Data for Level 2 units can be returned by using the `level = "2"` argument. The dataset will still show the corresponding Level 1 region.
An example of a country with Level 2 units is France, where Level 2 units are French departments:
```{r}
get_regional_data(country = "france", level = "2")
```
This data again has the following format:
```{r, echo=FALSE, eval=TRUE, message=FALSE}
knitr::kable(
tail(get_regional_data(country = "france", level = "2"), n = 5)
)
```
### Totals
For totalled data up to the most recent date available, use the `totals` argument.
```{r}
get_regional_data("france", totals = TRUE)
```
This data now has no date variable and reflects the latest total:
```{r, echo=FALSE, eval=TRUE, message=FALSE}
knitr::kable(
tail(get_regional_data(country = "france", totals = TRUE), n = 5)
)
```
## Data glossary
#### Subnational data
The data columns that will be returned by `get_regional_data()` are listed below.
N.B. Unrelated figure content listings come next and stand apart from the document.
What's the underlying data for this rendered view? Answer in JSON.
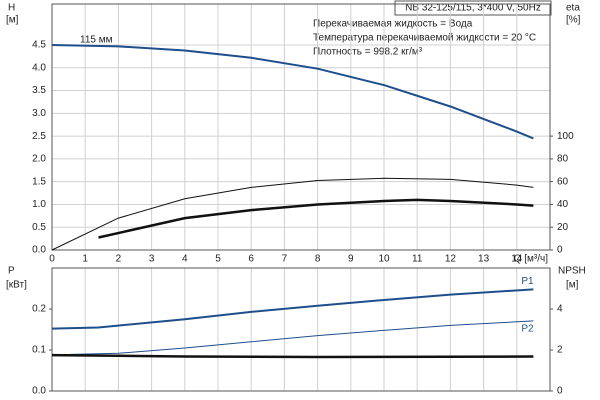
{
  "chart_data": [
    {
      "type": "line",
      "title": "NB 32-125/115, 3*400 V, 50Hz",
      "annotations": [
        "Перекачиваемая жидкость = Вода",
        "Температура перекачиваемой жидкости = 20 °C",
        "Плотность = 998.2 кг/м³"
      ],
      "curve_label": "115 мм",
      "xlabel": "Q [м³/ч]",
      "ylabel": "H",
      "yunit": "[м]",
      "y2label": "eta",
      "y2unit": "[%]",
      "xlim": [
        0,
        15
      ],
      "xticks": [
        0,
        1,
        2,
        3,
        4,
        5,
        6,
        7,
        8,
        9,
        10,
        11,
        12,
        13,
        14
      ],
      "ylim": [
        0,
        5.4
      ],
      "yticks": [
        {
          "value": 0,
          "label": "0.0"
        },
        0.5,
        {
          "value": 1,
          "label": "1.0"
        },
        1.5,
        {
          "value": 2,
          "label": "2.0"
        },
        2.5,
        {
          "value": 3,
          "label": "3.0"
        },
        3.5,
        {
          "value": 4,
          "label": "4.0"
        },
        4.5
      ],
      "y2lim": [
        0,
        216
      ],
      "y2ticks": [
        0,
        20,
        40,
        60,
        80,
        100
      ],
      "grid": "both",
      "series": [
        {
          "color": "#1f4e8c",
          "linewidth": 2,
          "x": [
            0,
            2,
            4,
            6,
            8,
            10,
            12,
            14,
            14.5
          ],
          "values": [
            4.5,
            4.47,
            4.38,
            4.22,
            3.98,
            3.62,
            3.15,
            2.6,
            2.45
          ]
        },
        {
          "color": "#111111",
          "linewidth": 1,
          "axis": "y2",
          "x": [
            0,
            2,
            4,
            6,
            8,
            10,
            12,
            14,
            14.5
          ],
          "values": [
            0,
            28,
            45,
            55,
            61,
            63,
            62,
            57,
            55
          ]
        },
        {
          "color": "#111111",
          "linewidth": 2.5,
          "axis": "y2",
          "x": [
            1.4,
            4,
            6,
            8,
            10,
            11,
            12,
            14,
            14.5
          ],
          "values": [
            11,
            28,
            35,
            40,
            43,
            44,
            43,
            40,
            39
          ]
        }
      ]
    },
    {
      "type": "line",
      "ylabel": "P",
      "yunit": "[кВт]",
      "y2label": "NPSH",
      "y2unit": "[м]",
      "xlim": [
        0,
        15
      ],
      "ylim": [
        0,
        0.3
      ],
      "yticks": [
        {
          "value": 0,
          "label": "0.0"
        },
        0.1,
        0.2
      ],
      "y2lim": [
        0,
        6
      ],
      "y2ticks": [
        0,
        2,
        4
      ],
      "grid": "x",
      "series": [
        {
          "name": "P1",
          "color": "#1f4e8c",
          "linewidth": 2,
          "x": [
            0,
            1.4,
            4,
            6,
            8,
            10,
            12,
            14.5
          ],
          "values": [
            0.152,
            0.155,
            0.175,
            0.193,
            0.208,
            0.222,
            0.235,
            0.248
          ]
        },
        {
          "name": "P2",
          "color": "#1f4e8c",
          "linewidth": 1,
          "x": [
            0,
            2,
            4,
            6,
            8,
            10,
            12,
            14.5
          ],
          "values": [
            0.088,
            0.092,
            0.105,
            0.12,
            0.135,
            0.148,
            0.16,
            0.171
          ]
        },
        {
          "color": "#111111",
          "linewidth": 2.5,
          "axis": "y2",
          "x": [
            0,
            2,
            4,
            8,
            14.5
          ],
          "values": [
            1.75,
            1.72,
            1.68,
            1.66,
            1.68
          ]
        }
      ]
    }
  ]
}
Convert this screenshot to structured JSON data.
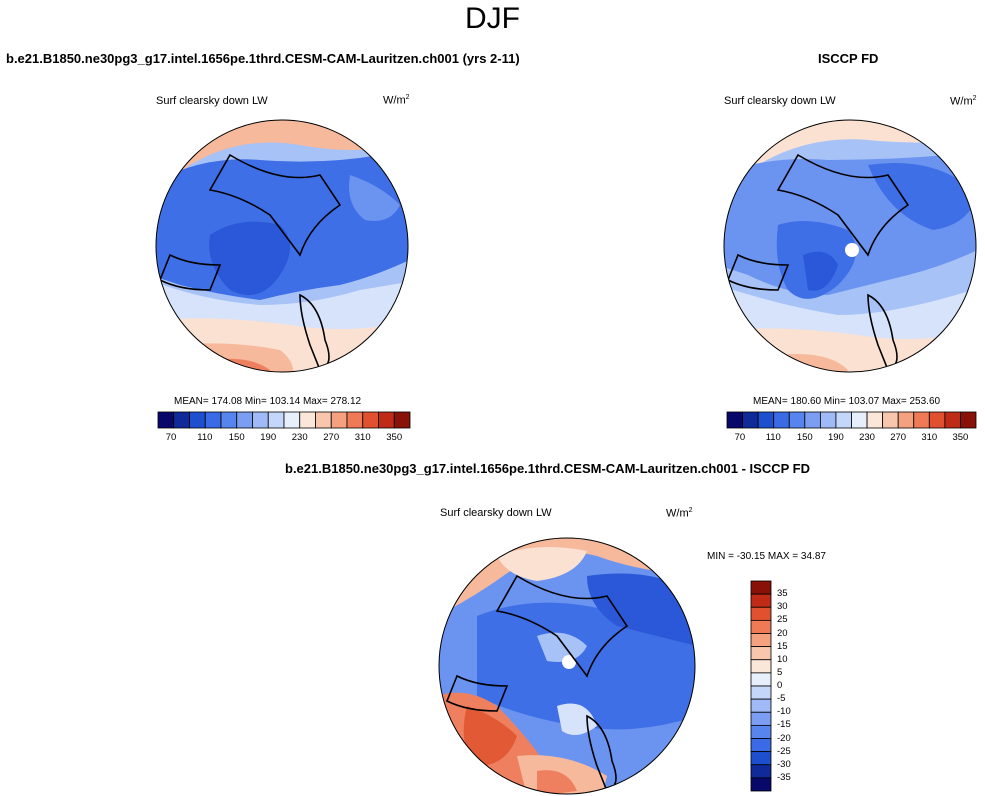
{
  "season": "DJF",
  "panels": [
    {
      "id": "model",
      "case_title": "b.e21.B1850.ne30pg3_g17.intel.1656pe.1thrd.CESM-CAM-Lauritzen.ch001 (yrs 2-11)",
      "left_label": "Surf clearsky down LW",
      "units_base": "W/m",
      "units_exp": "2",
      "stats": "MEAN= 174.08  Min= 103.14  Max= 278.12"
    },
    {
      "id": "obs",
      "case_title": "ISCCP FD",
      "left_label": "Surf clearsky down LW",
      "units_base": "W/m",
      "units_exp": "2",
      "stats": "MEAN= 180.60  Min= 103.07  Max= 253.60"
    },
    {
      "id": "diff",
      "case_title": "b.e21.B1850.ne30pg3_g17.intel.1656pe.1thrd.CESM-CAM-Lauritzen.ch001 - ISCCP FD",
      "left_label": "Surf clearsky down LW",
      "units_base": "W/m",
      "units_exp": "2",
      "stats": "MIN = -30.15 MAX =  34.87"
    }
  ],
  "field_colorbar": {
    "colors": [
      "#08086b",
      "#102a9a",
      "#1d4fce",
      "#3a6ae6",
      "#5884ee",
      "#7b9ef3",
      "#9fbaf6",
      "#c4d6fa",
      "#e7eefc",
      "#fbe6da",
      "#f8c6ad",
      "#f5a07e",
      "#ef7a55",
      "#e2512f",
      "#bf2b17",
      "#8a1108"
    ],
    "tick_labels": [
      "70",
      "110",
      "150",
      "190",
      "230",
      "270",
      "310",
      "350"
    ]
  },
  "diff_colorbar": {
    "colors": [
      "#08086b",
      "#102a9a",
      "#1d4fce",
      "#3a6ae6",
      "#5884ee",
      "#7b9ef3",
      "#9fbaf6",
      "#c4d6fa",
      "#e7eefc",
      "#fbe6da",
      "#f8c6ad",
      "#f5a07e",
      "#ef7a55",
      "#e2512f",
      "#bf2b17",
      "#8a1108"
    ],
    "tick_labels": [
      "35",
      "30",
      "25",
      "20",
      "15",
      "10",
      "5",
      "0",
      "-5",
      "-10",
      "-15",
      "-20",
      "-25",
      "-30",
      "-35"
    ]
  },
  "map_colors": {
    "deep_blue": "#2a58d8",
    "blue": "#3f6fe6",
    "mid_blue": "#6b93f0",
    "light_blue": "#a7c2f7",
    "pale_blue": "#d6e3fb",
    "pale_orange": "#fbe1d2",
    "light_orange": "#f6b99c",
    "orange": "#ee8060",
    "red_orange": "#e25a35"
  }
}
To standardise across countries and regions, the columns returned for each country will _always_ be the same. If the corresponding data was missing from the original source then that data field is filled with NA values (or 0 if accessing totals data).
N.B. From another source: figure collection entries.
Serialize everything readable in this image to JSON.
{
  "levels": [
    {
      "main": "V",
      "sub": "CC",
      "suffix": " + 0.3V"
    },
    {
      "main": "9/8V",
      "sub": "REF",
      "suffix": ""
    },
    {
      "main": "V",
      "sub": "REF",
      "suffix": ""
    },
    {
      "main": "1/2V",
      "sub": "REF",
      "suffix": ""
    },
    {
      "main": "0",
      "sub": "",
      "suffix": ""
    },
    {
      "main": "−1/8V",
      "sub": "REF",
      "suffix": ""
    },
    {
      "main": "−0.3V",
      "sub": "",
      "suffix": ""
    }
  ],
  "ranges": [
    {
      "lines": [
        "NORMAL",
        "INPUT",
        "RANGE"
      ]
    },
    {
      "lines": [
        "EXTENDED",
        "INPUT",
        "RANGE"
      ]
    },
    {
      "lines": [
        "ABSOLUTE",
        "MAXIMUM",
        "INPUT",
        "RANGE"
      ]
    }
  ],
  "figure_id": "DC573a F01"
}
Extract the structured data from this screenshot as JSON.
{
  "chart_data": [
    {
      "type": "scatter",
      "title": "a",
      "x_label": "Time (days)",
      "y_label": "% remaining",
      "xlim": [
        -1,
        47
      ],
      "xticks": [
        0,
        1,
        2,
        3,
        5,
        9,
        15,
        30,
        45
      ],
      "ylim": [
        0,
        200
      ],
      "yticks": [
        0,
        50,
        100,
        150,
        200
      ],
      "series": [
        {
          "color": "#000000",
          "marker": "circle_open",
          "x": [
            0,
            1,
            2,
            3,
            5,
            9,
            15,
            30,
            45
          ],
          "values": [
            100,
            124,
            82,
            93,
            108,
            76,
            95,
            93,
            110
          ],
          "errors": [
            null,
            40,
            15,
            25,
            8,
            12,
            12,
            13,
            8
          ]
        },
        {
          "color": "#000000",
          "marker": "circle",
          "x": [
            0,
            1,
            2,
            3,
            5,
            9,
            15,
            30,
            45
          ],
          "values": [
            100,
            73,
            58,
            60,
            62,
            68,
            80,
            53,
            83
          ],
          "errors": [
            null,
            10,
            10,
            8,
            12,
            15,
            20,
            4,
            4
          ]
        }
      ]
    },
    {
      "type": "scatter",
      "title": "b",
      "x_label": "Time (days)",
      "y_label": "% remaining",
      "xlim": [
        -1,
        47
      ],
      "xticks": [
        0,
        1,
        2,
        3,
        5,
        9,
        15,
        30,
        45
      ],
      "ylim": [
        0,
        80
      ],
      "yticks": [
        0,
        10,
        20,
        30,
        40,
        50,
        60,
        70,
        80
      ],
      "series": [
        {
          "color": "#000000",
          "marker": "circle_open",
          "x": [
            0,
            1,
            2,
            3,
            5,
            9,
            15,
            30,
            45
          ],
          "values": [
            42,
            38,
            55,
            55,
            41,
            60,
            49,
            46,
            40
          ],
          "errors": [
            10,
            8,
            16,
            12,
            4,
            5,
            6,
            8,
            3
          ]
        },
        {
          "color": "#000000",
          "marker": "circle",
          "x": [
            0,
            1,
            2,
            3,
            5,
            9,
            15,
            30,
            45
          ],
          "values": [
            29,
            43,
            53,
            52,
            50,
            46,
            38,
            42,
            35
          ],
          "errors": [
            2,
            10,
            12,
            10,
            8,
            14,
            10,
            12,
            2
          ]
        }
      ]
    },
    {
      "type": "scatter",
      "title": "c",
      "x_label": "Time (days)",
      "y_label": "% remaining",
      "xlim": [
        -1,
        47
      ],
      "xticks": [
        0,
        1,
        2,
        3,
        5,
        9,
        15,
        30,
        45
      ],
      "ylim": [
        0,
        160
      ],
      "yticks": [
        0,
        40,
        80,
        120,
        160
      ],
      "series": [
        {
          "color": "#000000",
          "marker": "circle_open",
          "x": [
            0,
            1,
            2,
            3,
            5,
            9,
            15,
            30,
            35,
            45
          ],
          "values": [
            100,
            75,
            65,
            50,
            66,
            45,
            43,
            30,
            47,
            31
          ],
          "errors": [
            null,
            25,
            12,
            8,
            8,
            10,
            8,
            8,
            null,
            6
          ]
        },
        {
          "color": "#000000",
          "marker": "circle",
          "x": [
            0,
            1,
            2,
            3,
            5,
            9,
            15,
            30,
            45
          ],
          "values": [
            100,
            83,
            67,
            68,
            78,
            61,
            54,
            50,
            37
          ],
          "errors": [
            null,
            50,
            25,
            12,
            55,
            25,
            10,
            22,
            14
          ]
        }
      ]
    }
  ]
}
Note that Date is not included if the `totals` argument is set to TRUE. Level 2 region/level 2 region code are not included if the `level = "1"`.
* `date`: the date that the counts were reported (YYYY-MM-DD).
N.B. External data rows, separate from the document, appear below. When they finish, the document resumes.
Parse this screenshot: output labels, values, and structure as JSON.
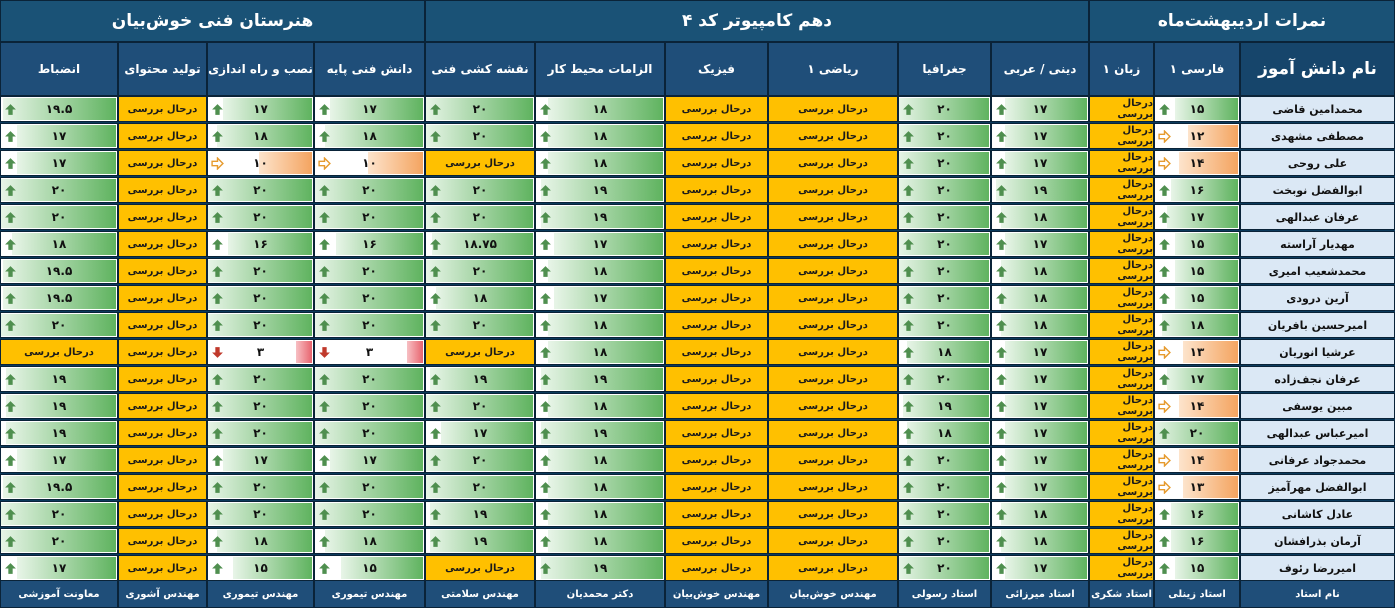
{
  "titles": {
    "school": "هنرستان فنی خوش‌بیان",
    "class": "دهم کامپیوتر کد ۴",
    "term": "نمرات اردیبهشت‌ماه"
  },
  "name_header": "نام دانش آموز",
  "pending_text": "درحال بررسی",
  "columns": [
    {
      "label": "فارسی ۱",
      "teacher": "استاد زینلی"
    },
    {
      "label": "زبان ۱",
      "teacher": "استاد شکری"
    },
    {
      "label": "دینی / عربی",
      "teacher": "استاد میرزائی"
    },
    {
      "label": "جغرافیا",
      "teacher": "استاد رسولی"
    },
    {
      "label": "ریاضی ۱",
      "teacher": "مهندس خوش‌بیان"
    },
    {
      "label": "فیزیک",
      "teacher": "مهندس خوش‌بیان"
    },
    {
      "label": "الزامات محیط کار",
      "teacher": "دکتر محمدیان"
    },
    {
      "label": "نقشه کشی فنی",
      "teacher": "مهندس سلامتی"
    },
    {
      "label": "دانش فنی پایه",
      "teacher": "مهندس تیموری"
    },
    {
      "label": "نصب و راه اندازی",
      "teacher": "مهندس تیموری"
    },
    {
      "label": "تولید محتوای",
      "teacher": "مهندس آشوری"
    },
    {
      "label": "انضباط",
      "teacher": "معاونت آموزشی"
    }
  ],
  "footer_name": "نام استاد",
  "colors": {
    "up": "#4f8f4f",
    "side": "#e69b2e",
    "down": "#c0392b",
    "pending": "#ffc000"
  },
  "students": [
    {
      "name": "محمدامین قاضی",
      "grades": [
        "۱۵",
        "P",
        "۱۷",
        "۲۰",
        "P",
        "P",
        "۱۸",
        "۲۰",
        "۱۷",
        "۱۷",
        "P",
        "۱۹.۵"
      ]
    },
    {
      "name": "مصطفی مشهدی",
      "grades": [
        "۱۲",
        "P",
        "۱۷",
        "۲۰",
        "P",
        "P",
        "۱۸",
        "۲۰",
        "۱۸",
        "۱۸",
        "P",
        "۱۷"
      ]
    },
    {
      "name": "علی روحی",
      "grades": [
        "۱۴",
        "P",
        "۱۷",
        "۲۰",
        "P",
        "P",
        "۱۸",
        "P",
        "۱۰",
        "۱۰",
        "P",
        "۱۷"
      ]
    },
    {
      "name": "ابوالفضل نوبخت",
      "grades": [
        "۱۶",
        "P",
        "۱۹",
        "۲۰",
        "P",
        "P",
        "۱۹",
        "۲۰",
        "۲۰",
        "۲۰",
        "P",
        "۲۰"
      ]
    },
    {
      "name": "عرفان عبدالهی",
      "grades": [
        "۱۷",
        "P",
        "۱۸",
        "۲۰",
        "P",
        "P",
        "۱۹",
        "۲۰",
        "۲۰",
        "۲۰",
        "P",
        "۲۰"
      ]
    },
    {
      "name": "مهدیار آراسته",
      "grades": [
        "۱۵",
        "P",
        "۱۷",
        "۲۰",
        "P",
        "P",
        "۱۷",
        "۱۸.۷۵",
        "۱۶",
        "۱۶",
        "P",
        "۱۸"
      ]
    },
    {
      "name": "محمدشعیب امیری",
      "grades": [
        "۱۵",
        "P",
        "۱۸",
        "۲۰",
        "P",
        "P",
        "۱۸",
        "۲۰",
        "۲۰",
        "۲۰",
        "P",
        "۱۹.۵"
      ]
    },
    {
      "name": "آرین درودی",
      "grades": [
        "۱۵",
        "P",
        "۱۸",
        "۲۰",
        "P",
        "P",
        "۱۷",
        "۱۸",
        "۲۰",
        "۲۰",
        "P",
        "۱۹.۵"
      ]
    },
    {
      "name": "امیرحسین بافریان",
      "grades": [
        "۱۸",
        "P",
        "۱۸",
        "۲۰",
        "P",
        "P",
        "۱۸",
        "۲۰",
        "۲۰",
        "۲۰",
        "P",
        "۲۰"
      ]
    },
    {
      "name": "عرشیا انوریان",
      "grades": [
        "۱۳",
        "P",
        "۱۷",
        "۱۸",
        "P",
        "P",
        "۱۸",
        "P",
        "۳",
        "۳",
        "P",
        "P"
      ]
    },
    {
      "name": "عرفان نجف‌زاده",
      "grades": [
        "۱۷",
        "P",
        "۱۷",
        "۲۰",
        "P",
        "P",
        "۱۹",
        "۱۹",
        "۲۰",
        "۲۰",
        "P",
        "۱۹"
      ]
    },
    {
      "name": "مبین یوسفی",
      "grades": [
        "۱۴",
        "P",
        "۱۷",
        "۱۹",
        "P",
        "P",
        "۱۸",
        "۲۰",
        "۲۰",
        "۲۰",
        "P",
        "۱۹"
      ]
    },
    {
      "name": "امیرعباس عبدالهی",
      "grades": [
        "۲۰",
        "P",
        "۱۷",
        "۱۸",
        "P",
        "P",
        "۱۹",
        "۱۷",
        "۲۰",
        "۲۰",
        "P",
        "۱۹"
      ]
    },
    {
      "name": "محمدجواد عرفانی",
      "grades": [
        "۱۴",
        "P",
        "۱۷",
        "۲۰",
        "P",
        "P",
        "۱۸",
        "۲۰",
        "۱۷",
        "۱۷",
        "P",
        "۱۷"
      ]
    },
    {
      "name": "ابوالفضل مهرآمیز",
      "grades": [
        "۱۳",
        "P",
        "۱۷",
        "۲۰",
        "P",
        "P",
        "۱۸",
        "۲۰",
        "۲۰",
        "۲۰",
        "P",
        "۱۹.۵"
      ]
    },
    {
      "name": "عادل کاشانی",
      "grades": [
        "۱۶",
        "P",
        "۱۸",
        "۲۰",
        "P",
        "P",
        "۱۸",
        "۱۹",
        "۲۰",
        "۲۰",
        "P",
        "۲۰"
      ]
    },
    {
      "name": "آرمان بذرافشان",
      "grades": [
        "۱۶",
        "P",
        "۱۸",
        "۲۰",
        "P",
        "P",
        "۱۸",
        "۱۹",
        "۱۸",
        "۱۸",
        "P",
        "۲۰"
      ]
    },
    {
      "name": "امیررضا رئوف",
      "grades": [
        "۱۵",
        "P",
        "۱۷",
        "۲۰",
        "P",
        "P",
        "۱۹",
        "P",
        "۱۵",
        "۱۵",
        "P",
        "۱۷"
      ]
    }
  ]
}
* `level_1_region`: the level 1 region name. This column will be named differently for different countries (e.g. state, province).
* `level_1_region_code`: a standard code for the level 1 region. The column name reflects the specific administrative code used. Typically data returns the iso_3166_2 standard, although where not available the column will be named differently to reflect its source.
* `level_2_region`: the level 2 region name. This column will be named differently for different countries (e.g. city, county).
* `level_2_region_code`: a standard code for the level 2 region. The column will be named differently for different countries (e.g. `fips` in the USA).
* `cases_new`: new reported cases for that day.
* `cases_total`: total reported cases up to and including that day.
* `deaths_new`: new reported deaths for that day.
* `deaths_total`: total reported deaths up to and including that day.
* `recovered_new`: new reported recoveries for that day.
* `recovered_total`: total reported recoveries up to and including that day.
* `hosp_new`: new reported hospitalisations for that day.
* `hosp_total`: total reported hospitalisations up to and including that day (note this is cumulative total of new reported, _not_ total currently in hospital).
* `tested_new`: tests for that day.
* `tested_total`: total tests completed up to and including that day.
#### National data
In addition to the above, the following columns are included when using `get_national_data()`.
* `un_region`: country geographical region defined by the United Nations.
* `who_region`: only included when `source = "WHO"`. Country geographical region defined by WHO.
* `population_2019`: only included when `source = "ECDC"`. Total country population estimate in 2019.